Graphic designer Talya lso, who also works and makes things happen at the Gym and Snow Xchange, goes on to explain that it provides opportunities for four-year-olds right through to over 40-year-olds, all looking to increase their skills and confidence in board sports or their urban sport interest. A professional snowboarding team also trains at the Gym.

Andy’s enthusiasm for the possible and the new is infectious.

X-Ten Collective’s retail shop Snow Xchange prides itself in promoting and supplying quality, hand-made ski and snow board hardware and soft goods, which are not only functional but also ethical, and support the smaller producers and their products.

Andy points out that, “People are more and more interested and hungry for ethically produced, quality products. In our café, people regularly ask about what beans we use; whether they are fair trade, etc.”

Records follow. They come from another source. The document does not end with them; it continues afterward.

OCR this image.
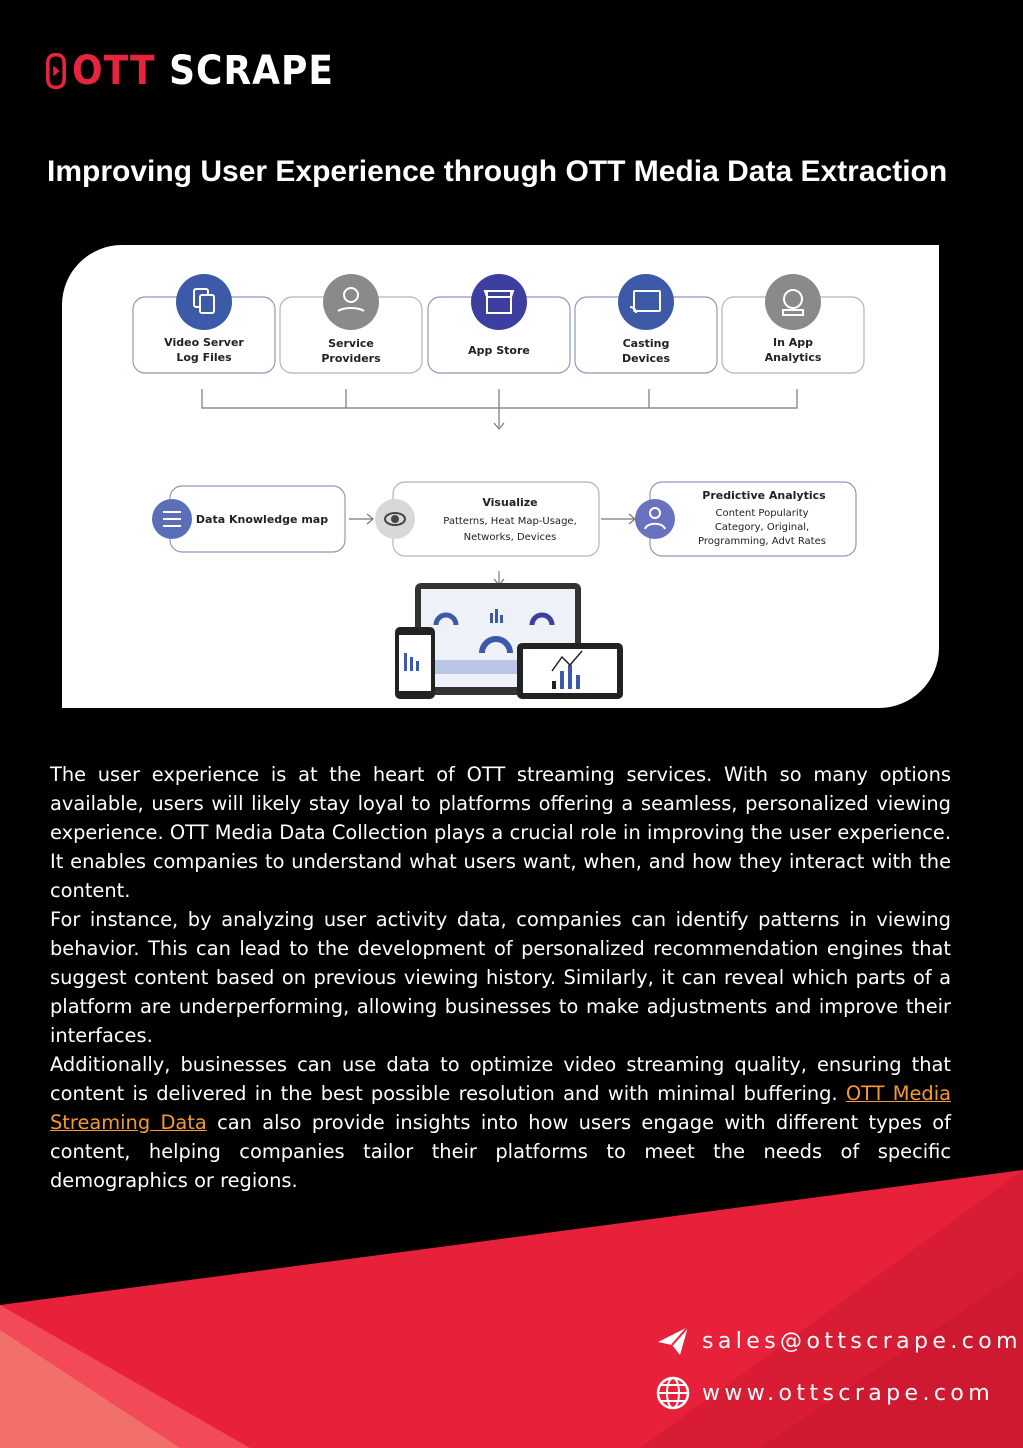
OTT SCRAPE
Improving User Experience through OTT Media Data Extraction
Video Server
Log Files
Service
Providers
App Store
Casting
Devices
In App
Analytics
Data Knowledge map
Visualize
Patterns, Heat Map-Usage,
Networks, Devices
Predictive Analytics
Content Popularity
Category, Original,
Programming, Advt Rates

The user experience is at the heart of OTT streaming services. With so many options available, users will likely stay loyal to platforms offering a seamless, personalized viewing experience. OTT Media Data Collection plays a crucial role in improving the user experience. It enables companies to understand what users want, when, and how they interact with the content.

For instance, by analyzing user activity data, companies can identify patterns in viewing behavior. This can lead to the development of personalized recommendation engines that suggest content based on previous viewing history. Similarly, it can reveal which parts of a platform are underperforming, allowing businesses to make adjustments and improve their interfaces.

Additionally, businesses can use data to optimize video streaming quality, ensuring that content is delivered in the best possible resolution and with minimal buffering. OTT Media Streaming Data can also provide insights into how users engage with different types of content, helping companies tailor their platforms to meet the needs of specific demographics or regions.

sales@ottscrape.com
www.ottscrape.com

He explains that in the shop, once people understand the story behind what they are buying, they are more pleased and confident with their Snow Xchange purchase than one from some of the
larger ski and snowboard producers that have no “soul”.

You get a feeling it’s about selling great products that they care and believe in, to people they feel the same way about.

“We are passionate about the integrity of our business. This is about doing something because we believe in doing it, and this makes us very conscious about the products we put in our store. It’s important that the products we stock reflect this passion. We make very few gear decisions based purely on what is going to fly out of the door the quickest. We love emerging brands, new brands, and responsible brands. This makes it a little harder to sell the product, but we get to tell the story of the product to our customers, and that is great.”

Andy explains this is a long term goal and business strategy. You get a feeling it’s about selling great products that they care and believe in, to people they feel the same way about.

This is a business based around passion for sport, the effect it can have on people’s lives, and the integral link between quality product and customer service that comes from selling the things people need to do what they love to do.

The second-hand Xchange programme allows purchasers either to sell their second-hand ski/snowboards or to trade their second-hand goods, boots, etc for a cash amount deducted from the price of their new equipment.

Andy says this not only encourages new people into snow sports, but also encourages progression and skill development as people improve and need better gear. It also builds relationships and a strong customer base, which is inherent in everything X-Ten Collective does.

This is about doing something because we believe in doing it, and this makes us very conscious about the products we put in our store.